En réalité, ces fameuses « clauses miroirs » consistent, pour la Commission et le Conseil, à abaisser sans cesse les normes sanitaires et environnementales en vigueur au sein de l’UE afin de faciliter « le libre-échange capitaliste », « le libre commerce » et d’aller toujours plus loin dans l’application du principe de « concurrence libre et non faussée », au détriment des travailleurs-producteurs et des citoyens-consommateurs.
Ajoutons deux questions politiques majeures : l’anti- démocratie et le service aux transnationales.
Antidémocratie : le traité est désormais scindé en deux volets. L’un, portant sur la coopération politique, devrait être soumis au vote des parlements nationaux. L’autre, bien plus important, porte sur le volet « commercial ». Or, comme le commerce international relève, selon les traités européens, de la compétence exclusive de la Commission européenne, il ne sera pas soumis au vote des parlementaires nationaux. Ainsi, un traité discuté de bout en bout à l’abri des regards des peuples n’est même pas soumis à leurs représentants, pour laisser la main aux grandes multinationales.
Service aux transnationales : le traité comprend un prétendu « mécanisme de rééquilibrage » qui permet aux grandes sociétés capitalistes de demander des compensations si une mesure prise par l’un des blocs de pays affecte « défavorablement le commerce ». Voilà qui réduit à néant toute clause de sauvegarde ou clause miroir. Ainsi, si l’Union européenne refuse sur son territoire le bœuf aux hormones et aux antibiotiques, ainsi que le soja OGM et traité avec des herbicides interdits, elle devra payer une amende aux sociétés transnationales, y compris européennes, qui pourraient juger que ces normes freinent le commerce et donc leurs profits.
Enfin, depuis quelques jours, un argument nouveau est avancé pour culpabiliser celles et ceux qui refusent ce catastrophique traité : il serait nécessaire de le signer, pour compenser la faiblesse de l’UE sur la scène internationale. On peut alors se demander pourquoi l’Union européenne n’a pas travaillé main dans la main avec le président Lula et les pays des « BRICs » lors de la récente conférence sur le climat qui s’est tenue à Belém.

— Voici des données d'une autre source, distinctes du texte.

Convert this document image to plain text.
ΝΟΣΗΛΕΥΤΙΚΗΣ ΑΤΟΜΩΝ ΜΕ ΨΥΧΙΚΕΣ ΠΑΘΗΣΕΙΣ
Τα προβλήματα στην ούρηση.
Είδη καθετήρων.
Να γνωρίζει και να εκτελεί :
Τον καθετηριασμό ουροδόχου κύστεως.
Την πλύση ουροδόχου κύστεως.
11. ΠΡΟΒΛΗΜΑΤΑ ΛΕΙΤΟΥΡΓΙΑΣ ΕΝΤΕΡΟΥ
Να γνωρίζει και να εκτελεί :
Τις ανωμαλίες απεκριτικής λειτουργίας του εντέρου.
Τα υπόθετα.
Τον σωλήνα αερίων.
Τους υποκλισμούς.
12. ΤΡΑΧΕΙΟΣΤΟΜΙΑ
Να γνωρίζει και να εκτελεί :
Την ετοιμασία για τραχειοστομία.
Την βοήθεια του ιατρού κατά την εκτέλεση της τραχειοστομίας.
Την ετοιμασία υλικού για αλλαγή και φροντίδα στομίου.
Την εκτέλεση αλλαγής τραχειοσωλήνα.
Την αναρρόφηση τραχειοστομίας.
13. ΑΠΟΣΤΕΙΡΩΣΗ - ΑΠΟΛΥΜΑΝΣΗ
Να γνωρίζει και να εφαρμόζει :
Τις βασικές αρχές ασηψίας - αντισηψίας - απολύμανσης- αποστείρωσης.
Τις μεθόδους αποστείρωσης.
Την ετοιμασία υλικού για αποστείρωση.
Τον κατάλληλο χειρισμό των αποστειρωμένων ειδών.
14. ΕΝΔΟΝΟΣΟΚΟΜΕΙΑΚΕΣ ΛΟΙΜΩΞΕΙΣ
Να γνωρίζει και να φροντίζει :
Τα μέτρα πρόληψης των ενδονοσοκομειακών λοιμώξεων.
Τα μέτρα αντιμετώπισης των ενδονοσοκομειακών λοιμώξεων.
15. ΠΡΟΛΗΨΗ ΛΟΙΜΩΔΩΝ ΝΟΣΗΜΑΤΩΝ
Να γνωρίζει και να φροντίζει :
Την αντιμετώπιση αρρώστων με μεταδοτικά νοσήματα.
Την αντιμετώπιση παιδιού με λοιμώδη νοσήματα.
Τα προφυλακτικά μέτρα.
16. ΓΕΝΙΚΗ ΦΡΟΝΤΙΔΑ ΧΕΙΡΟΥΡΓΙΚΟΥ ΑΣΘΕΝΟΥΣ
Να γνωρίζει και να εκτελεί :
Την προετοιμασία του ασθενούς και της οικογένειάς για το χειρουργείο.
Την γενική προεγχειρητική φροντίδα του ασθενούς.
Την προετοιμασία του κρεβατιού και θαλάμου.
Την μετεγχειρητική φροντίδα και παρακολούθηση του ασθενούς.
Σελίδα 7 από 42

On peut également s’interroger sur les raisons pour lesquelles la présidente de la Commission européenne s’est agenouillée devant Trump sur son parcours de golf en Écosse, et pourquoi notre Parlement continue d’exonérer les grandes multinationales du numérique à base nord-américaine de toute fiscalité. En vérité, nous connaissons les raisons : protéger le capitalisme mondialisé et ses oligopoles. L’Union européenne pourrait pourtant se renforcer et jouer un autre rôle « géopolitique » en protégeant une agriculture nourricière et en modernisant considérablement ses capacités industrielles, tout en tenant compte des exigences écologiques et sociales et surtout en cessant de se baigner dans un atlantisme destructeur.
C’est un nouveau projet coopératif d’échanges et d’investissement qu’il conviendrait de rechercher avec les pays d’Amérique du Sud. Cela implique d’être lucide sur le grand bluff en cours. Le traité MERCOSUR ne doit pas être signé. Ni en décembre, ni en janvier.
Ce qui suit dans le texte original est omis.